Forward and inverse cascades in decaying two-dimensional electron magnetohydrodynamic turbulence

TL;DR

This study uses high-resolution simulations to analyze two-dimensional electron magnetohydrodynamic turbulence, revealing a $k^{-5/2}$ energy spectrum, scale-dependent anisotropy, and evidence of an inverse energy cascade without dissipative cutoff effects.

Contribution

It demonstrates the presence of an inverse cascade and clarifies the absence of dissipative cutoffs, challenging previous findings influenced by hyperdiffusivity.

Findings

Energy spectrum approaches $k^{-5/2}$ law with increasing $R_B$

No evidence of dissipative cutoff, indicating non-local energy transfer

Inverse cascade partially transfers magnetic energy to larger scales

Abstract

Electron magnetohydrodynamic (EMHD) turbulence in two dimensions is studied via high-resolution numerical simulations with a normal diffusivity. The resulting energy spectra asymptotically approach a $k^{-5/2}$ law with increasing $R_B$, the ratio of the nonlinear to linear timescales in the governing equation. No evidence is found of a dissipative cutoff, consistent with non-local spectral energy transfer.
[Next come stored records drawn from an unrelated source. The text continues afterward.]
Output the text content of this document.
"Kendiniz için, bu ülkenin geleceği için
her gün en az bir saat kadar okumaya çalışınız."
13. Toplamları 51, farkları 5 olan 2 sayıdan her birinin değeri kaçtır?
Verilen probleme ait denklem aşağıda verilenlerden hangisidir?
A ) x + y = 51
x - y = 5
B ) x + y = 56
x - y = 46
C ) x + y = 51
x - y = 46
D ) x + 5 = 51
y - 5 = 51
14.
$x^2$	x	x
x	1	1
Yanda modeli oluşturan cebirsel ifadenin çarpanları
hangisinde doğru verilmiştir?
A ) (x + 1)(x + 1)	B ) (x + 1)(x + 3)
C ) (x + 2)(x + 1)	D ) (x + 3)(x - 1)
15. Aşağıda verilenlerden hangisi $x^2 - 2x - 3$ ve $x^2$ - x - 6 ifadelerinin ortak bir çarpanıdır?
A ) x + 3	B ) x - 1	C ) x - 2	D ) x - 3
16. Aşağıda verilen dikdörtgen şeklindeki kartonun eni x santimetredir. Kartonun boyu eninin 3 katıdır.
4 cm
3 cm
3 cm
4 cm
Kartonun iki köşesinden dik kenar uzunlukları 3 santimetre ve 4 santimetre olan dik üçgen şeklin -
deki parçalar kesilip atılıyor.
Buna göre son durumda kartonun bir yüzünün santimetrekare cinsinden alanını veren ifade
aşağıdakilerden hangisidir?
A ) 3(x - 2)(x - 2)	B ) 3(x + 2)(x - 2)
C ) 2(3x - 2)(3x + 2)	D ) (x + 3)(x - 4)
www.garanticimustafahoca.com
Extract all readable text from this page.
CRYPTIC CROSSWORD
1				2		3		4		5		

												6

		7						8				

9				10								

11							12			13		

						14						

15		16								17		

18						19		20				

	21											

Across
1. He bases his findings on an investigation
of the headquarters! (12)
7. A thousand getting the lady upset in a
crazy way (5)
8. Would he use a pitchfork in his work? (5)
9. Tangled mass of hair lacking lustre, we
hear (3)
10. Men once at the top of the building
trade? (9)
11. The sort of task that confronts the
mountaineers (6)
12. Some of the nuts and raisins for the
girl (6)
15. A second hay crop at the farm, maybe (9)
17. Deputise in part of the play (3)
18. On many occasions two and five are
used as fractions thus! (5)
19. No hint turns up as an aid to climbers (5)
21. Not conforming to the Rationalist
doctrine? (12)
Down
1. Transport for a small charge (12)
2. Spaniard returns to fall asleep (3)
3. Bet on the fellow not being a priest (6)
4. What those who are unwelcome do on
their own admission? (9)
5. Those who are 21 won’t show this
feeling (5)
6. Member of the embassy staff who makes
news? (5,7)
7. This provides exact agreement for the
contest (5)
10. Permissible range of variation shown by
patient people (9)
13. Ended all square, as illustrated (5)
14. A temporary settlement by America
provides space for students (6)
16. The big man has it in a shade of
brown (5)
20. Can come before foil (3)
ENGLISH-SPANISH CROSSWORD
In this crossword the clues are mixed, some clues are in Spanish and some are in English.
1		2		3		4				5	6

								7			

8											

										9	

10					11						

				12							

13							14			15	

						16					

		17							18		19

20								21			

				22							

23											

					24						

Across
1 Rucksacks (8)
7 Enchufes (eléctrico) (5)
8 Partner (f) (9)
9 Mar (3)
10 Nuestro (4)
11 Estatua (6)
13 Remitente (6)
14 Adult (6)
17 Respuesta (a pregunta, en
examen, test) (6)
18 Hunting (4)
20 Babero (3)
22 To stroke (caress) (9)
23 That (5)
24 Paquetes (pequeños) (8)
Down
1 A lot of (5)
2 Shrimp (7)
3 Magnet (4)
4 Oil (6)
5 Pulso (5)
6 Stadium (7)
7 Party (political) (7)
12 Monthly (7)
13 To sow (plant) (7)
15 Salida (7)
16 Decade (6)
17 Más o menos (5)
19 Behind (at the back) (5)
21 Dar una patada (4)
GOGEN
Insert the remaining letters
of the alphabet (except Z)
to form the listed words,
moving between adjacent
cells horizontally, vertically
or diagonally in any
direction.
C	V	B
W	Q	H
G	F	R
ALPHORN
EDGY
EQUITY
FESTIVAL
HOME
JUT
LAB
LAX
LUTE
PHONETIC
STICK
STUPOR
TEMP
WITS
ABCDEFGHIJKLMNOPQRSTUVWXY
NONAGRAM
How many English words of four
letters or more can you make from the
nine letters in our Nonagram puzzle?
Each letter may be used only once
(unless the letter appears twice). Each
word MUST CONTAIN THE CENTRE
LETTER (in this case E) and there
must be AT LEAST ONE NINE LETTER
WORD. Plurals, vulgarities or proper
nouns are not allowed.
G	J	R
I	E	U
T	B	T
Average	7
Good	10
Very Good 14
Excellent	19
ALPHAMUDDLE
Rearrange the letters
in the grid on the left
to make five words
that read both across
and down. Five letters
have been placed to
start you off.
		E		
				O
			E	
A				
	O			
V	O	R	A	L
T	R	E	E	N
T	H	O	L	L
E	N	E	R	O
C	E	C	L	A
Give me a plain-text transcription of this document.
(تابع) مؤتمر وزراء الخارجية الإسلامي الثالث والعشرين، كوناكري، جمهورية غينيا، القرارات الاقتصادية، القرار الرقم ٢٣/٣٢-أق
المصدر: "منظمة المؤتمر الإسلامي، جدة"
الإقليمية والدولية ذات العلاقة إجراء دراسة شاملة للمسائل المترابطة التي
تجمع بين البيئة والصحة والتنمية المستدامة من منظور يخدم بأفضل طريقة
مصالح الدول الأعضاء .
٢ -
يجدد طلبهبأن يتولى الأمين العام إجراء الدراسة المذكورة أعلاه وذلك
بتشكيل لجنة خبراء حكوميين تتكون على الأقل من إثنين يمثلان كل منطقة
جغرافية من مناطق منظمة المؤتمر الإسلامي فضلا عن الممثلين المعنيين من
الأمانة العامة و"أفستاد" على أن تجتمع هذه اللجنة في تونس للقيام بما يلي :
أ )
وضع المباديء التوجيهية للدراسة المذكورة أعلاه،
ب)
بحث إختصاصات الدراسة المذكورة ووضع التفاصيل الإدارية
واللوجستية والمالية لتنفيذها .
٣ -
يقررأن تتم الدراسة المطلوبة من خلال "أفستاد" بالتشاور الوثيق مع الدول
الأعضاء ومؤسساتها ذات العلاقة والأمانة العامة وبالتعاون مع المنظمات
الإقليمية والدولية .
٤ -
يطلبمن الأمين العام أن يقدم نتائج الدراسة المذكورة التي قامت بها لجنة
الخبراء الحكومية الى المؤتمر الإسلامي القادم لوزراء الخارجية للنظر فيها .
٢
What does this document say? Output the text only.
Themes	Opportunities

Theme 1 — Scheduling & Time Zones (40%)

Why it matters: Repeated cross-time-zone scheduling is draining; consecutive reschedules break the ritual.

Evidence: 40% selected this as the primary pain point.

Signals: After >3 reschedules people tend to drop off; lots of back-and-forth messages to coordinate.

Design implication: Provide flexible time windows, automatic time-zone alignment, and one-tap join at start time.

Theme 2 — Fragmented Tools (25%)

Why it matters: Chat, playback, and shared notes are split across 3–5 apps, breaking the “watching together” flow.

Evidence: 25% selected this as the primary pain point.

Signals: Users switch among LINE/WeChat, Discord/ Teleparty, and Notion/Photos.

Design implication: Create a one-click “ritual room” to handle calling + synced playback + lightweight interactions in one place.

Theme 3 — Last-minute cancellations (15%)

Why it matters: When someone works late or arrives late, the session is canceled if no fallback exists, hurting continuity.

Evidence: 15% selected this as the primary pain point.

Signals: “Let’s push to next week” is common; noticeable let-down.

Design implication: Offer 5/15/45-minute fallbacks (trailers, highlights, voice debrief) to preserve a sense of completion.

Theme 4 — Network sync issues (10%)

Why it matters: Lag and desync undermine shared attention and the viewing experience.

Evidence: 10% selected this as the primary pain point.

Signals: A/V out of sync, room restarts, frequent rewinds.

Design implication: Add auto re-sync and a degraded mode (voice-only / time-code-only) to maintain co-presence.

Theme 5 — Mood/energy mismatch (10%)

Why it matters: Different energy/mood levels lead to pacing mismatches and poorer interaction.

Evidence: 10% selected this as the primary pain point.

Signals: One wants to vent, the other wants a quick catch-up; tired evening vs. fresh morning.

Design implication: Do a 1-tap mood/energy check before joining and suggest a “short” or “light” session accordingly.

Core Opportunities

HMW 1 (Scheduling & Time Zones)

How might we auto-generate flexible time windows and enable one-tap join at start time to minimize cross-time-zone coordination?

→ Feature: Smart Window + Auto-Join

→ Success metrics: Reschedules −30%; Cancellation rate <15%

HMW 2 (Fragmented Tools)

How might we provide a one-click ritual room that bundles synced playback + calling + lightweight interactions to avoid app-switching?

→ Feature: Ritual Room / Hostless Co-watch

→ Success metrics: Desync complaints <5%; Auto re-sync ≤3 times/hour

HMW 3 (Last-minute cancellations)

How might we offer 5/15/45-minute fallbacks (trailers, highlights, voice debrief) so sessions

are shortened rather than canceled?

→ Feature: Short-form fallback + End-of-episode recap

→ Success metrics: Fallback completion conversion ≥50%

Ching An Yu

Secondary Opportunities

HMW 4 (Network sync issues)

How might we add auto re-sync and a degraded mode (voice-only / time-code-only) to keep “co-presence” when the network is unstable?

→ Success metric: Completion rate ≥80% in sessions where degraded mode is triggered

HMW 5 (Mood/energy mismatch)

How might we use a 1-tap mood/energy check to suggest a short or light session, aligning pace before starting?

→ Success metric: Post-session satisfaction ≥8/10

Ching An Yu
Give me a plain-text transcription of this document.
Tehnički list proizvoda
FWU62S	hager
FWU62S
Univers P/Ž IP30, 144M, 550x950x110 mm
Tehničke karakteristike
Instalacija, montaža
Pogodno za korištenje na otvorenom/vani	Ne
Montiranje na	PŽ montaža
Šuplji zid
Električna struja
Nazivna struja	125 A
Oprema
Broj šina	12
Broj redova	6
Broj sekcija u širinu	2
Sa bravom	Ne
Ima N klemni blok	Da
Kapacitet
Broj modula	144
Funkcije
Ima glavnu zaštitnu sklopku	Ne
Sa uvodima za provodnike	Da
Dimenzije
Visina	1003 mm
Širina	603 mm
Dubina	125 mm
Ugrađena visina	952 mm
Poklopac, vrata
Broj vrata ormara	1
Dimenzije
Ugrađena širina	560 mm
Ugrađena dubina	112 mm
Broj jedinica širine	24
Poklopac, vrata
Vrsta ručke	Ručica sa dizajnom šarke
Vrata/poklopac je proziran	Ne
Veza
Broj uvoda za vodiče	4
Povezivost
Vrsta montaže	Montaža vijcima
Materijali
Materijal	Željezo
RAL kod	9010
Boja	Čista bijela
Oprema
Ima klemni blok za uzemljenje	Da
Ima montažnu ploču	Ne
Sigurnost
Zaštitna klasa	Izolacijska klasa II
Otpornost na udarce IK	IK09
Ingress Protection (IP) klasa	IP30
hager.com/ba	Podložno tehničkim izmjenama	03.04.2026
Dissipative cutoffs found in previous studies are explained as artificial effects of hyperdiffusivity. Relatively stationary structures are found to develop in time, rather than the variability found in ordinary or MHD turbulence. Further, EMHD turbulence displays scale-dependent anisotropy with reduced energy transfer in the direction parallel to the uniform background field, consistent with previous studies. Finally, the governing equation is found to yield an inverse cascade, at least partially transferring magnetic energy from small to large scales.